Nous ne protesterons jamais assez contre cette idée qui fait du temps un caveau, quelque dieu dévorant ses enfants. La seule dévoration est le fait du capital et le temps, loin d’en être l’auteur en est la victime : le capital, pour vivre, ingère d’immenses quantités de temps humain. Le temps est, au contraire, le principe producteur que l’on exploite parce qu’il est toujours susceptible de produire autre chose.
Aristote a donc eu tort de dire le temps destructeur. Comme Souvent, Platon a raison contre Aristote.
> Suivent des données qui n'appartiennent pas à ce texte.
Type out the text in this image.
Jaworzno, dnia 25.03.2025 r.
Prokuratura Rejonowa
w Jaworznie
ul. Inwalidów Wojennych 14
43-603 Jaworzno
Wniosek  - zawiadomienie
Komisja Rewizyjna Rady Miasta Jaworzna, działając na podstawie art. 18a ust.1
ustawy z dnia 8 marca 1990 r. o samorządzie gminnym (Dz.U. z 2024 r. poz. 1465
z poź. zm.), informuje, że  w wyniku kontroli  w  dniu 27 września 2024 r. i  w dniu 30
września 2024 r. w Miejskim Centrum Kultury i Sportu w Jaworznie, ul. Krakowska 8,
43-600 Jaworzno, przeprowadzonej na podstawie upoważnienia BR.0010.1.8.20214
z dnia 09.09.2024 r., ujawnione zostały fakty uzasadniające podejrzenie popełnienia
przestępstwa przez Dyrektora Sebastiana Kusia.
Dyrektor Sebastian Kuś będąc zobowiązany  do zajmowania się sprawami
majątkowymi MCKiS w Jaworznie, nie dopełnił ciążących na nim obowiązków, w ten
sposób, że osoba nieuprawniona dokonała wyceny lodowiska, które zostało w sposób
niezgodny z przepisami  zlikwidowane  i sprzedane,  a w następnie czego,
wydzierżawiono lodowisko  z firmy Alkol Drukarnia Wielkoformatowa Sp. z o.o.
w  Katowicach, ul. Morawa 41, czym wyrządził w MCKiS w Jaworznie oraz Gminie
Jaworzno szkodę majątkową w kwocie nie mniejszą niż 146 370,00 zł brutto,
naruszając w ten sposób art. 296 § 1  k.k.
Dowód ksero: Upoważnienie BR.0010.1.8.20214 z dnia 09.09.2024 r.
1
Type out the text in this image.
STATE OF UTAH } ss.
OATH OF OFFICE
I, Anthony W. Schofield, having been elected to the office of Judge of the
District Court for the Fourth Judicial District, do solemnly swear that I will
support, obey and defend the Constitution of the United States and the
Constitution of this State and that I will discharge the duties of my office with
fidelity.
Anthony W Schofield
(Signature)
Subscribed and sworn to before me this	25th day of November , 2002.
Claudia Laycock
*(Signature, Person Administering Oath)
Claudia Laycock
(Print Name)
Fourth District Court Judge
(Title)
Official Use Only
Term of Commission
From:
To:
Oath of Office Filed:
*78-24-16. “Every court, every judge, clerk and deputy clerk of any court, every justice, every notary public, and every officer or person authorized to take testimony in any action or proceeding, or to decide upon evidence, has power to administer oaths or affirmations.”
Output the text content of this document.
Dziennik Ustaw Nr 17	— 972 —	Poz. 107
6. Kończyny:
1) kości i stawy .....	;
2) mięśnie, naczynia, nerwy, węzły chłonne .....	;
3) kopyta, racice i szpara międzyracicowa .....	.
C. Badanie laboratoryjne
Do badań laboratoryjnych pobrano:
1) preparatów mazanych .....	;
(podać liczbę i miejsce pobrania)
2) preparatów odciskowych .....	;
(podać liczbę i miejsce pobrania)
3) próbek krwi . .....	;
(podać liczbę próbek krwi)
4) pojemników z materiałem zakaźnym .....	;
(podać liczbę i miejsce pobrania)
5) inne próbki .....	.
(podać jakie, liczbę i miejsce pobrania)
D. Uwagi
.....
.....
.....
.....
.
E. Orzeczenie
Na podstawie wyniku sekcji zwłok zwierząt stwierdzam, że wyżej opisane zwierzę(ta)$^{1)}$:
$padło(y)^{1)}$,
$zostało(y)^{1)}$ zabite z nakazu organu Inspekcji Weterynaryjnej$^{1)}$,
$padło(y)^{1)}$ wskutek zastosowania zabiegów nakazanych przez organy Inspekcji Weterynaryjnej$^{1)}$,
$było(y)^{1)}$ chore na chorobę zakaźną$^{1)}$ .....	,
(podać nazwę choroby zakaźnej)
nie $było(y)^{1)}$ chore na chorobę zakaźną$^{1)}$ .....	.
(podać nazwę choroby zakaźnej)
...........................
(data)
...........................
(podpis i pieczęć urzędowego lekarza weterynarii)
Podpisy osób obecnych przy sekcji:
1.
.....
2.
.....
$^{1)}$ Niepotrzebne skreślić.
Je ne sais s’il faut dire avec lui que le temps est une image mobile de l’éternité ; mais je crois fort riche et fort sensé d’envisager le temps comme imaginaire, mouvant, et de ce fait plus long que l’éternité. L’erreur initiale est minime : au lieu de voir le temps comme un mouvement du nombre, Aristote le définit comme un « nombre du mouvement ». Ce père de l’économie voulait-il, avec des siècles d’avance, un temps de travail sécable, vendable, exploitable ? Pourquoi insiste-il à ce point sur la possibilité de découper la continuité du mouvement ? Pourquoi veut-il si fort que le temps puisse être nombré ? Pouvait-il ignorer que le nombre est la mort du temps ? Nullement. Aristote hait le temps. Son seul but est de s’allier avec le nombre pour tuer le temps. Pourquoi, au fond ? Parce qu’Aristote demeure comme fasciné par sa terrible image d’un temps destructeur. Il ne voit pas que c’est son insistance même pour que le nombre s’impose au temps qui détruit tout. La peur et la haine ont empêché Aristote de voir que le temps est exactement le contraire de ce qu’il dit : le temps est producteur.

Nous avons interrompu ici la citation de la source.